Я закрыл фонарь, связался с диспетчером и порулил на взлет. Мне навстречу помчалась прерывистая осевая линия, «Супер Сейбр» оторвался от полосы и взмыл высоко в безоблачное небо.

«Гольфстрим» прибыл через двадцать минут. Успев сделать несколько кругов, я подробно рассмотрел ущелье и уточнил ориентиры.

– «Волкодав», я «Орлан»! – раздался в наушниках голос Фикса. – Готовы? Выходим к начальной точке!

Я мельком глянул на бизнес-джет, он висел чуть впереди и выше меня. В его хвосте, ниже бочонков двигателей, к фюзеляжу были прилажены два обтекаемых предмета. Зачем они? Дополнительные баки? Или съемочное оборудование? Но через несколько секунд мне стало не до «Гольфстрима».

Тщательно отрегулировав тягу, я выровнял самолет. Стрелка вариометра качнулась и показала ноль. Едва заметными движениями ручки я направил машину точно в разверстую, ощерившуюся каменными зубами пасть ущелья.

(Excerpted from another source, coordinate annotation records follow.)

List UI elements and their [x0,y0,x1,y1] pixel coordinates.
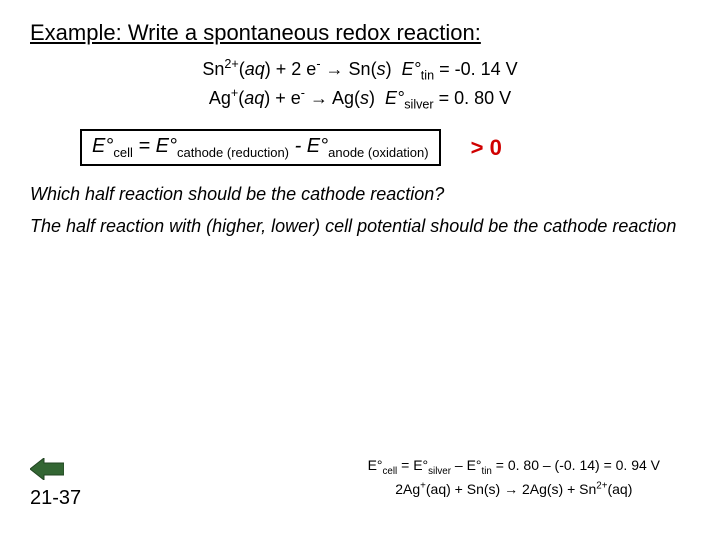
page-number: 21-37 [30,487,81,510]
answer-text: The half reaction with (higher, lower) c… [30,215,690,238]
equation-tin: Sn2+(aq) + 2 e- → Sn(s) E°tin = -0. 14 V [30,56,690,85]
nav-back-button[interactable] [30,458,64,480]
footer-line2: 2Ag+(aq) + Sn(s) → 2Ag(s) + Sn2+(aq) [368,479,660,500]
footer-line1: E°cell = E°silver – E°tin = 0. 80 – (-0.… [368,455,660,479]
slide-heading: Example: Write a spontaneous redox react… [30,20,690,46]
question-text: Which half reaction should be the cathod… [30,184,690,205]
cell-potential-formula-row: E°cell = E°cathode (reduction) - E°anode… [80,129,690,166]
half-reactions: Sn2+(aq) + 2 e- → Sn(s) E°tin = -0. 14 V… [30,56,690,114]
footer-calculation: E°cell = E°silver – E°tin = 0. 80 – (-0.… [368,455,660,500]
arrow-left-icon [30,458,64,480]
cell-potential-formula: E°cell = E°cathode (reduction) - E°anode… [80,129,441,166]
equation-silver: Ag+(aq) + e- → Ag(s) E°silver = 0. 80 V [30,85,690,114]
greater-than-zero: > 0 [471,135,502,161]
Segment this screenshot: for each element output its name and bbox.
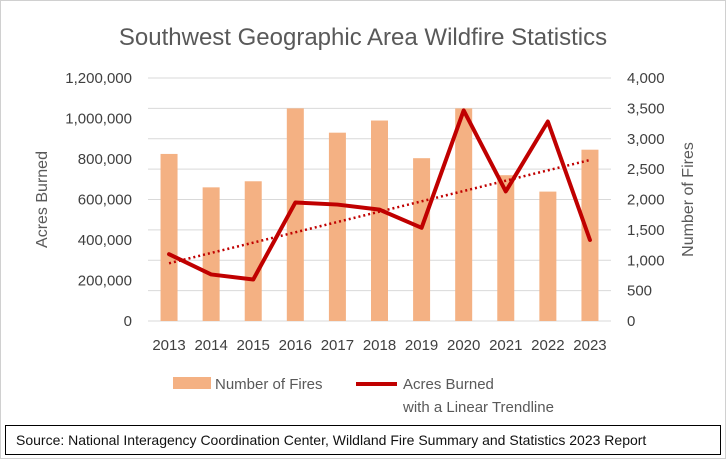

– «Орлан», я «Волкодав»! Вхожу в разлом!

– Пошла съемка! – раздалось в ответ.

По сторонам встали сплошные бурые стены. Но я видел только игольное ушко, куда мне нужно было проскочить. У верблюда куда больше шансов: он не мчится на скорости в четыреста узлов.

Внезапно две яркие вспышки сверкнули у меня перед глазами. Все вокруг заволокло серым туманом. Он словно обрушился откуда-то с неба, полностью закрыв мне обзор.

Первое, что мне захотелось – вздрогнуть. Второе – потянуть ручку на себя. Но я не мог позволить себе такой роскоши. Я замер. Застыл, превратился в камень, изо всех сил закусив губу, позволив самолету-ветерану решать мою судьбу. И он меня не подвел.

Когда непрозрачную пелену словно сдуло ветром, и чахлая растительность пустыни замелькала подо мной, я увидел, что выскочил по другую сторону разлома. Сзади остался горный кряж и ущелье, из которого, клубясь, выползало зловещее серое облако. Смертельные же спецэффекты у Фикса.

«Гольфстрим» исчез. Лишь через несколько секунд в синеве неба блеснула белая черточка. За ней потянулся конденсационный след. Режиссеру нужен общий план? Но времени удивляться нет: сейчас главное – боевая задача!

Я снял пушки с предохранителя, пошарил глазами по земле и увидел на серой ленте дороги три букашки: мои мишени. Сейчас я их расстреляю…

И вдруг в наушниках раздался металлический, лишенный интонаций голос полковника Келли:

– «Волкодав»! Аннигилировать «Орлана»! Немедленно! Курс цели – один-семь-пять, эшелон – три-ноль-ноль! Это приказ!

Загрохотал форсаж. «Гольфстрим» без проблем забирается на тринадцать километров – почти потолок для моей машины. Но все же «Супер Сейбр» сверхзвуковой истребитель, пусть он и отстает на несколько поколений от современных машин. Я быстро набрал высоту. Небо потемнело, горизонт подернулся белесой дымкой.